I suppose the paper in TFA will have helpful citations.

regularfry · on June 13, 2023

What reason do we have to think that the "explain like I'm five" output actually represents the reasoning process of the upstream LLM, and not something completely retconned? It often would be in humans, after all.

sp332 · on June 13, 2023

It could be retconned, but it at least gives the model the chance to use the space to work out a solution in smaller, easier parts.

If you ask for an answer first and then ask for an explanation after, you will most likely get self-justifying BS for an answer. You have to ask for the explanation first.

regularfry · on June 13, 2023

Yeah, I can easily buy that it makes it easier to learn a process. Just maybe not the one that the upstream LLM actually used.

rst · on June 13, 2023

All the LLM is doing is generating text. Forcing it to describe a step-by-step reasoning process is the only way to get it to work through one.
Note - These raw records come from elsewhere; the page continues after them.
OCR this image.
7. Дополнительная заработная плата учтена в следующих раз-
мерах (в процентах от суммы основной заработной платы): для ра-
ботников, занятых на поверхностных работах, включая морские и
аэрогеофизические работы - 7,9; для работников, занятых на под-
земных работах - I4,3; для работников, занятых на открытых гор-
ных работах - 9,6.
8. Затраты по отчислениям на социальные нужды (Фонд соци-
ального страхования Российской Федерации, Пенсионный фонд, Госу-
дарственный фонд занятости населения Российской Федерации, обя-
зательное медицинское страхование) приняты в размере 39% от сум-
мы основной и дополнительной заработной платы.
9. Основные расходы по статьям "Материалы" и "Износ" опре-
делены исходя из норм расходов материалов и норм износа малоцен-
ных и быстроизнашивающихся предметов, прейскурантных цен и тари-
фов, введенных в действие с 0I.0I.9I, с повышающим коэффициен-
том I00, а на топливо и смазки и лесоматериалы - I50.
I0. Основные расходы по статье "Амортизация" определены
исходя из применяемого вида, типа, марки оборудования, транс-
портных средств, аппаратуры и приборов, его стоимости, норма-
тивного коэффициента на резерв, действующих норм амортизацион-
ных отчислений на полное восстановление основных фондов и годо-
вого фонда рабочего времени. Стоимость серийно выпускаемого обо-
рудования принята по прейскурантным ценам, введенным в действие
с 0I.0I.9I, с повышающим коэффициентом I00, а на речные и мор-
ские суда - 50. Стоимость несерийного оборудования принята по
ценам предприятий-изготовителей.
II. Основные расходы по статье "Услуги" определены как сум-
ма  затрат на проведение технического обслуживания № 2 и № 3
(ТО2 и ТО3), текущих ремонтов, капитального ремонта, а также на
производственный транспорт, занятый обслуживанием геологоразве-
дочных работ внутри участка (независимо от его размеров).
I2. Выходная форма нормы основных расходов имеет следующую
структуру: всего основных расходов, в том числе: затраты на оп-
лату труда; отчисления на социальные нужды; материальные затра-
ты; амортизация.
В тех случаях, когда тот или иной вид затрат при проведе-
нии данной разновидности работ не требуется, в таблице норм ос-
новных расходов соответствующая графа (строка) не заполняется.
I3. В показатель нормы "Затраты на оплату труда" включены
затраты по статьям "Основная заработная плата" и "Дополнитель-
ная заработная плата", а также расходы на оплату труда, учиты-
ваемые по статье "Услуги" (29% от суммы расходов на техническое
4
And the whole point of using this as a prompting strategy is that it often gets you something different and better than what you might call the "first guess" it gives you if you don't ask for intermediate results.

sigseg-v · on June 13, 2023

Was confused because I thought this was in reference to the Quantum Physics software Orca, would be interesting if AI could be used in such a way though

Conscat · on June 13, 2023

The first thing that came to my mind was Orca (ORCΛ), the audiovisual cellular automota. https://hundredrabbits.itch.io/orca

https://twitter.com/search?q=%23ORC%CE%9B&src=typed_query&f=...

ilaksh · on June 13, 2023

Doesn't GPT-4 have some restriction on being able to use models trained this way commercially? Are people ignoring that?

klysm · on June 13, 2023

Only if it's enforced, which doesn't seem too feasible

pk-protect-ai · on June 13, 2023

The paper was published a week ago, and it suppose to be an open source model ... Where is it? Why it is still not open?

Cowfusion · on June 20, 2023

Yes, exactly. Everyone is talking about how great it is, yet its nowhere to be found.

carlosbaraza · on June 15, 2023

I'm waiting too. Given MS association with OpenAI, maybe there are some legal or financial negative incentives to release this open source.